Former military journalists speak out

Ron Brewington. host, producer, and writer of the internet television talk show, The Actor’s Choice, who reached the highest level of enlisted ranks as a Journalist Senior Chief Petty Officer (USN) to retire at that level after 22 years of service, judges your adherence to journalistic ideals harshly. 

“When you wear a uniform, you prepare to die if necessary to protect our country and its values. You don’t violate a code. You don’t change or reinterpret that code. Senator Vance does not know what a code is or its importance.”

Caron LeNoir, a member – as am I – of Military Veterans in Journalism* (MVJ) and an independent news producer, believes Vance to be “a disgrace to his time in service in the way he has disparaged fellow veterans and, most recently, women,” and adds, “I cannot call him a brother in arms, nor would I trust him with my life.”

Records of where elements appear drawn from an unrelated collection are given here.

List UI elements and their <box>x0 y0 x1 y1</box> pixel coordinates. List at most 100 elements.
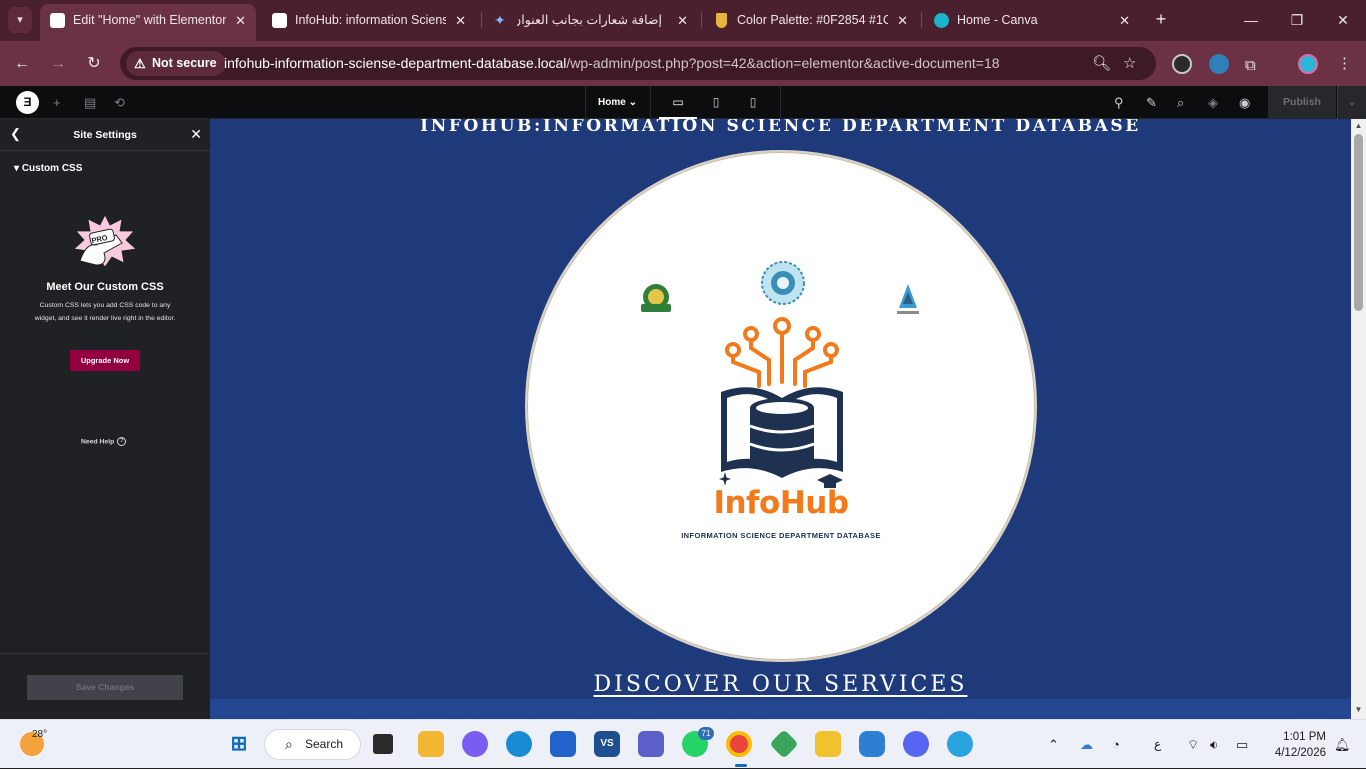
page-selector[interactable]: Home ⌄ <box>585 86 651 119</box>
next-section-band <box>210 699 1351 719</box>
help-question-icon: ? <box>117 437 127 446</box>
section-label: Custom CSS <box>21 163 83 174</box>
browser-menu-icon[interactable]: ⋮ <box>1337 47 1352 80</box>
taskbar-search-box[interactable]: ⌕ Search <box>264 729 361 760</box>
link-icon[interactable]: ⚲ <box>1114 86 1124 119</box>
elementor-top-bar: Ǝ + ▤ ⟲ Home ⌄ ▭ ▯ ▯ ⚲ ✎ ⌕ ◈ ◉ Publish ⌄ <box>0 86 1366 119</box>
add-element-icon[interactable]: + <box>53 86 61 119</box>
services-heading[interactable]: DISCOVER OUR SERVICES <box>210 672 1351 697</box>
university-emblem-left-icon <box>641 284 671 312</box>
upgrade-now-button[interactable]: Upgrade Now <box>70 350 140 371</box>
page-structure-icon[interactable]: ▤ <box>84 86 96 119</box>
close-tab-icon[interactable]: ✕ <box>235 4 246 37</box>
address-bar[interactable]: ⚠ Not secure infohub-information-sciense… <box>120 47 1156 80</box>
tab-separator <box>481 12 482 28</box>
tab-color-palette[interactable]: Color Palette: #0F2854 #1C4 ✕ <box>704 4 918 37</box>
sync-status-icon[interactable]: ◔ <box>1112 720 1120 769</box>
new-tab-button[interactable]: + <box>1150 8 1172 30</box>
tab-title: Edit "Home" with Elementor <box>73 13 226 27</box>
canvas-scrollbar[interactable]: ▲ ▼ <box>1351 119 1366 719</box>
close-window-button[interactable]: ✕ <box>1320 0 1366 41</box>
wifi-icon[interactable]: ⌔ <box>1187 720 1199 769</box>
sparkle-icon <box>719 472 731 486</box>
tab-infohub-site[interactable]: InfoHub: information Sciense ✕ <box>262 4 476 37</box>
close-icon[interactable]: ✕ <box>190 119 202 149</box>
back-button[interactable]: ← <box>9 51 35 77</box>
chevron-down-icon: ⌄ <box>628 97 637 108</box>
close-tab-icon[interactable]: ✕ <box>1119 4 1130 37</box>
site-title-heading[interactable]: INFOHUB:INFORMATION SCIENCE DEPARTMENT D… <box>210 119 1351 135</box>
site-settings-panel: ❮ Site Settings ✕ ▾ Custom CSS PRO Meet … <box>0 119 210 719</box>
database-app-icon[interactable] <box>859 731 885 757</box>
battery-icon[interactable]: ▭ <box>1236 720 1248 769</box>
tab-title: Home - Canva <box>957 13 1038 27</box>
logo-circle-image[interactable]: InfoHub INFORMATION SCIENCE DEPARTMENT D… <box>525 150 1037 662</box>
publish-button[interactable]: Publish <box>1268 86 1336 119</box>
reload-button[interactable]: ↻ <box>81 51 107 77</box>
input-language-indicator[interactable]: ع <box>1154 720 1161 769</box>
close-tab-icon[interactable]: ✕ <box>897 4 908 37</box>
scroll-down-arrow-icon[interactable]: ▼ <box>1351 705 1366 714</box>
url-text[interactable]: infohub-information-sciense-department-d… <box>224 47 1000 80</box>
show-hidden-icons-chevron-icon[interactable]: ⌃ <box>1048 720 1059 769</box>
chrome-browser-icon[interactable] <box>726 731 752 757</box>
vpn-extension-icon[interactable] <box>1209 54 1229 74</box>
close-tab-icon[interactable]: ✕ <box>455 4 466 37</box>
windows-start-icon[interactable]: ⊞ <box>226 731 252 757</box>
restore-window-button[interactable]: ❐ <box>1274 0 1320 41</box>
need-help-link[interactable]: Need Help? <box>81 437 127 446</box>
promo-description: Custom CSS lets you add CSS code to any … <box>34 302 176 322</box>
site-info-chip[interactable]: ⚠ Not secure <box>126 51 226 76</box>
mobile-view-icon[interactable]: ▯ <box>734 86 772 119</box>
volume-icon[interactable]: 🔉︎ <box>1210 720 1218 769</box>
publish-options-chevron-icon[interactable]: ⌄ <box>1337 86 1366 119</box>
tab-search-menu-button[interactable]: ▾ <box>8 7 32 33</box>
task-view-icon[interactable] <box>373 734 393 754</box>
history-icon[interactable]: ⟲ <box>114 86 125 119</box>
windows-taskbar: 28° ⊞ ⌕ Search VS 71 ⌃ ☁ ◔ ع ⌔ 🔉︎ ▭ 1:01… <box>0 719 1366 768</box>
teams-icon[interactable] <box>638 731 664 757</box>
panel-title: Site Settings <box>73 129 137 141</box>
onedrive-cloud-icon[interactable]: ☁ <box>1080 720 1093 769</box>
incognito-extension-icon[interactable] <box>1172 54 1192 74</box>
bookmark-star-icon[interactable]: ☆ <box>1123 47 1136 80</box>
desktop-view-icon[interactable]: ▭ <box>659 86 697 119</box>
file-explorer-icon[interactable] <box>418 731 444 757</box>
tab-gemini-chat[interactable]: ✦ إضافة شعارات بجانب العنوان ✕ <box>484 4 698 37</box>
forward-button[interactable]: → <box>45 51 71 77</box>
scrollbar-thumb[interactable] <box>1354 134 1363 311</box>
profile-avatar[interactable] <box>1298 54 1318 74</box>
notes-icon[interactable]: ✎ <box>1146 86 1157 119</box>
preview-eye-icon[interactable]: ◉ <box>1239 86 1250 119</box>
editor-preview-canvas[interactable]: INFOHUB:INFORMATION SCIENCE DEPARTMENT D… <box>210 119 1351 719</box>
diamond-app-icon[interactable] <box>769 729 799 759</box>
zoom-icon[interactable]: 🔍︎ <box>1092 47 1111 80</box>
elementor-logo-icon[interactable]: Ǝ <box>16 91 39 114</box>
extensions-puzzle-icon[interactable]: ⧉ <box>1245 49 1256 82</box>
discord-icon[interactable] <box>903 731 929 757</box>
clock-time: 1:01 PM <box>1283 731 1326 743</box>
close-tab-icon[interactable]: ✕ <box>677 4 688 37</box>
clock-date: 4/12/2026 <box>1274 747 1326 759</box>
search-icon[interactable]: ⌕ <box>1177 86 1184 119</box>
notifications-bell-icon[interactable]: 🔔︎ <box>1334 720 1351 769</box>
visual-studio-icon[interactable]: VS <box>594 731 620 757</box>
panel-header: ❮ Site Settings ✕ <box>0 119 210 151</box>
services-heading-text: DISCOVER OUR SERVICES <box>593 672 968 697</box>
custom-css-section-toggle[interactable]: ▾ Custom CSS <box>14 163 82 174</box>
files-app-icon[interactable] <box>815 731 841 757</box>
tablet-view-icon[interactable]: ▯ <box>697 86 735 119</box>
microsoft-store-icon[interactable] <box>550 731 576 757</box>
system-clock[interactable]: 1:01 PM 4/12/2026 <box>1266 729 1326 761</box>
layers-icon[interactable]: ◈ <box>1208 86 1218 119</box>
tab-canva[interactable]: Home - Canva ✕ <box>924 4 1140 37</box>
copilot-icon[interactable] <box>462 731 488 757</box>
save-changes-button[interactable]: Save Changes <box>27 675 183 700</box>
promo-heading: Meet Our Custom CSS <box>46 281 164 293</box>
edge-browser-icon[interactable] <box>506 731 532 757</box>
weather-temperature: 28° <box>32 729 48 740</box>
minimize-window-button[interactable]: — <box>1228 0 1274 41</box>
scroll-up-arrow-icon[interactable]: ▲ <box>1351 121 1366 130</box>
tab-elementor-editor[interactable]: Edit "Home" with Elementor ✕ <box>40 4 256 41</box>
telegram-icon[interactable] <box>947 731 973 757</box>
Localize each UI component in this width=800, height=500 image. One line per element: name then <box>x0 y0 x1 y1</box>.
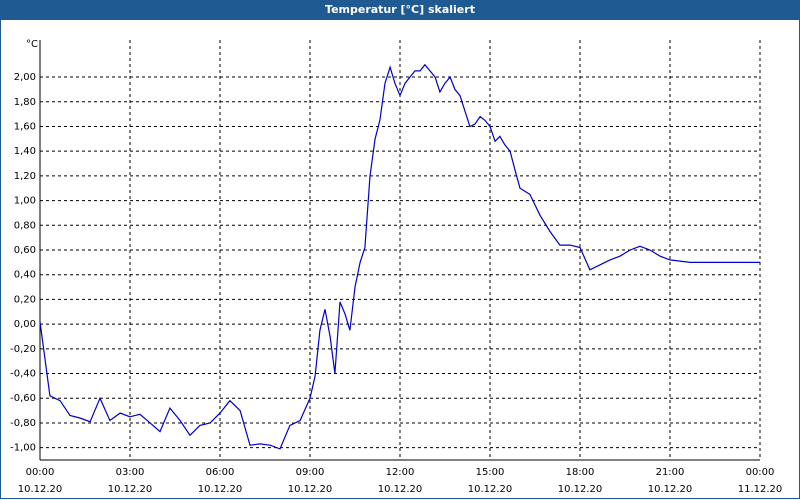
y-tick-label: -0,40 <box>10 369 36 380</box>
temperature-chart: -1,00 -0,80 -0,60 -0,40 -0,20 0,00 0,20 0,40 0,6… <box>10 39 783 495</box>
x-tick-date: 10.12.20 <box>108 484 153 495</box>
y-tick-label: 0,20 <box>14 294 36 305</box>
x-tick-date: 10.12.20 <box>648 484 693 495</box>
y-tick-label: 2,00 <box>14 72 36 83</box>
x-tick-date: 10.12.20 <box>468 484 513 495</box>
y-axis: -1,00 -0,80 -0,60 -0,40 -0,20 0,00 0,20 0,40 0,6… <box>10 40 41 460</box>
x-tick-time: 18:00 <box>566 467 595 478</box>
y-tick-label: -0,20 <box>10 344 36 355</box>
y-tick-label: 1,80 <box>14 97 36 108</box>
y-tick-label: 0,80 <box>14 220 36 231</box>
x-tick-date: 10.12.20 <box>18 484 63 495</box>
x-tick-time: 12:00 <box>386 467 415 478</box>
x-tick-date: 11.12.20 <box>738 484 783 495</box>
y-tick-label: 1,40 <box>14 146 36 157</box>
y-tick-label: 0,40 <box>14 270 36 281</box>
x-tick-time: 06:00 <box>206 467 235 478</box>
y-tick-label: 1,00 <box>14 196 36 207</box>
y-tick-label: 1,20 <box>14 171 36 182</box>
y-tick-label: -1,00 <box>10 443 36 454</box>
y-tick-label: 0,60 <box>14 245 36 256</box>
x-tick-date: 10.12.20 <box>378 484 423 495</box>
y-tick-label: -0,80 <box>10 418 36 429</box>
x-tick-date: 10.12.20 <box>198 484 243 495</box>
x-tick-time: 00:00 <box>746 467 775 478</box>
y-tick-label: -0,60 <box>10 393 36 404</box>
y-tick-label: 0,00 <box>14 319 36 330</box>
x-tick-time: 09:00 <box>296 467 325 478</box>
x-tick-date: 10.12.20 <box>558 484 603 495</box>
y-tick-label: 1,60 <box>14 121 36 132</box>
y-axis-label: °C <box>26 39 38 50</box>
x-tick-time: 21:00 <box>656 467 685 478</box>
grid-lines <box>39 40 761 460</box>
x-axis: 00:00 10.12.20 03:00 10.12.20 06:00 10.12.20 0… <box>18 459 783 495</box>
x-tick-date: 10.12.20 <box>288 484 333 495</box>
x-tick-time: 00:00 <box>26 467 55 478</box>
x-tick-time: 03:00 <box>116 467 145 478</box>
x-tick-time: 15:00 <box>476 467 505 478</box>
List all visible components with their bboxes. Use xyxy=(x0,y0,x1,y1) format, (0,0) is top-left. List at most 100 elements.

One MVJ member, a Marine vet, found Vance’s complicity with and defense of Trump’s visit to Arlington to be “disgraceful” and further opined that “JD might have confused himself by acting as a PAO (Public Affairs Officer) instead of in the more rigorous role of a journalist.”

*For those unfamiliar with MVJ, it is an 800+ professional organization dedicated to securing greater employment for veterans within America’s media industry. One of its prime missions is to combat misinformation and propaganda. Fewer than 5% of America’s correspondents and broadcasters have service experience.

This is just the beginning of veteran call-outs

Between now and the election and beyond, a growing team of veteran and non-veteran journalists are committing to reporting on you and any failures on your part to honor our code. Whatever story we post will be researched, authoritative, truthful, and fact-based. 

We intend to reclaim the trust that good journalism has earned.

To do anything other than that would be…weird.